Kid is looking for a room to rent in S.F. Bay Area. I went to Craig's List to help, and several listings said stuff like "420 friendly." I Googled, and this is some kind of police code for marijuana. Just wanted to inform other clueless parents, who probably 420-ed themselves.
It is not a police code and it's origin is nothing other than some high school kids made it up because that is the time of day they would meet to smoke back in 1971. Shockingly it was in Northern California, San Rafael to be exact. Like most doper legends, the story drifts from the truth over time and few of the people that use the term know it's true origin.
http://www.snopes.com/language/stories/4...
Wiki even credits it on the city page, I bet that makes the city elders so proud.
http://en.wikipedia.org/wiki/San_Rafael,...
http://www.snopes.com/language/stories/4...
Wiki even credits it on the city page, I bet that makes the city elders so proud.
80s. ://en.wikipedia.org/wiki/San_Rafael,_California
Thanks, temeculaguy. I just did the barest of research and didn't even think to try Snopes, where I go frequently to answer my dad's e-mails which are always urban legends. My dad is in his late 80s. Our kid just isn't into mj because, like most of my side of the family, she has allergies to cig smoke, mj smoke, and incense. What's weird is that in 1971, when I was a baby hippie, that term wasn't even heard in So Cal.
It's a good thing that the allergy doesn't extend to cigars, that would be tragic and reason enough to find a good alergist. Now that you know what it means, you are going to notice it everywhere until the no cal kids think of a new name for the hippy lettuce.
It was spray painted all over Overland Trail a week or two back.
Fortunately, Temecula attacks this kind of stuff quickly, usually the next day.
Fortunately, Temecula attacks this kind of stuff quickly, usually the next day.
Aye. So Northern California is invading Southern California. As one guy who posts constantly on the UT news blogs always puts it, "Build the fence!"
:o)
Here's a funny story I have to share on this theme. When my sister and I were kids in the 70s we had a neighbor house that was four teen aged brothers. Sometimes they would babysit us (which basically meant they would make sure we didn't drink some drano or something while mom and pop went to dinner for a few hours)
One time my sister, my mom, and I were out riding our bikes around the neighborhood (we were about four) and rode past a pile of burning leaves. One of us said "hey, that smells like Mexican cigarettes!". They never babysat us again.
"It is not a police code and it's origin is nothing other than some high school kids made it up because that is the time of day they would meet to smoke back in 1971. Shockingly it was in Northern California, "
This may have been how it got started BUT NOW it is considered a national holiday for users.
There are people that don't go to school or work on April 20th or "4/20". They stay home to smoke as a celebration of that day.
So you're NOT 420-friendly?
What about on the porch...outside?
This may have been how it got started BUT NOW it is considered a national holiday for users.
There are people that don't go to school or work on April 20th or "4/20". They stay home to smoke as a celebration of that day.
We always take the day off and drive up to Golden Gate Park, SF. A lot of others do too.
Happy 4/20 in advance!
What about on the porch...outside?
Are you asking me?
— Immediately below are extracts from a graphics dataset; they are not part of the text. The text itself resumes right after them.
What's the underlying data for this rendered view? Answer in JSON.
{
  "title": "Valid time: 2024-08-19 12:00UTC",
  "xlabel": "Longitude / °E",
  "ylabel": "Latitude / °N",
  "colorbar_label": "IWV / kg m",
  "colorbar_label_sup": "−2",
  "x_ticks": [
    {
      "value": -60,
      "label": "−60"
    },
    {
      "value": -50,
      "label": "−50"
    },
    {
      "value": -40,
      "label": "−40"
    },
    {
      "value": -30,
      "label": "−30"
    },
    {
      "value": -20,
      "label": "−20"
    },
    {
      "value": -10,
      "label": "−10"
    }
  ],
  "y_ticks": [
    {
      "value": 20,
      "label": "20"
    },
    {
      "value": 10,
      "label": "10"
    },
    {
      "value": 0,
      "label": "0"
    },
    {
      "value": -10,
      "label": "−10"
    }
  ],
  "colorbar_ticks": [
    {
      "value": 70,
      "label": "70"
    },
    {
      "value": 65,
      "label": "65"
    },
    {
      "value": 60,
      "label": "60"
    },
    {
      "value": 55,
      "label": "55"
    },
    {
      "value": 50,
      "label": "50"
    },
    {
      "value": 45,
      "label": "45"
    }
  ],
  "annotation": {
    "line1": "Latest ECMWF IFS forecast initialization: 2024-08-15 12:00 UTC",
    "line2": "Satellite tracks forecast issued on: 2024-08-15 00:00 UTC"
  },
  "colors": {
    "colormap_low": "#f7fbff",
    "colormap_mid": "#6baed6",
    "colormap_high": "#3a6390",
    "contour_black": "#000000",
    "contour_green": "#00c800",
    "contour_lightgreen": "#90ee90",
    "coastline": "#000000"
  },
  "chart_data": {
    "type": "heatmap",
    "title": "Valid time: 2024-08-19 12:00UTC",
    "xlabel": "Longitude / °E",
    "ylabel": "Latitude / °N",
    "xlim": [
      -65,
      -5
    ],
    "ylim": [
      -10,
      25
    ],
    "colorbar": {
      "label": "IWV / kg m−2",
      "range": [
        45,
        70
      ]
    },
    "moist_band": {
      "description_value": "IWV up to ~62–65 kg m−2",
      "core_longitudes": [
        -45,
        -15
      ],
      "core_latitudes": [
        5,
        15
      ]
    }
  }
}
I don't care if people do it outside, but I worry about the nosy older neighbors smelling and reporting the "Mexican cigarettes," as the other poster so humorously put it! Best bet at our house: the huge garage with the garage door shut. Pretty much all smoke gives the kid and I headaches.
This may have been how it got started BUT NOW it is considered a national holiday for users.
There are people that don't go to school or work on April 20th or "4/20". They stay home to smoke as a celebration of that day.
We always take the day off and drive up to Golden Gate Park, SF. A lot of others do too.
Happy 4/20 in advance!
Wow. That's Hitler's birthday. I guess it's just a coincidence.
One time my sister, my mom, and I were out riding our bikes around the neighborhood (we were about four) and rode past a pile of burning leaves. One of us said "hey, that smells like Mexican cigarettes!". They never babysat us again.
LOL. Similar story. We had a teenaged babysitter who was told by my parents that she could not have any friend over. Her boyfriend always showed up after my parents left. The girl would say, "He is a police officer so we will be much safer with him here. But you can't tell your parents because he will be fired if the police department knew he was here instead of out patrolling the streets." We all solemnly nodded. They would nuzzle while we were still awake but would apparently get hot and heavy after we went to bed. Well, eventually my parents came home much earlier than expected and that pair was BUSTED! Never had her as a babysitter again. As for the "policeman," he was just a high school punk, but what do you know when you're 2, 4, 6, and 8, like me and my sibs were?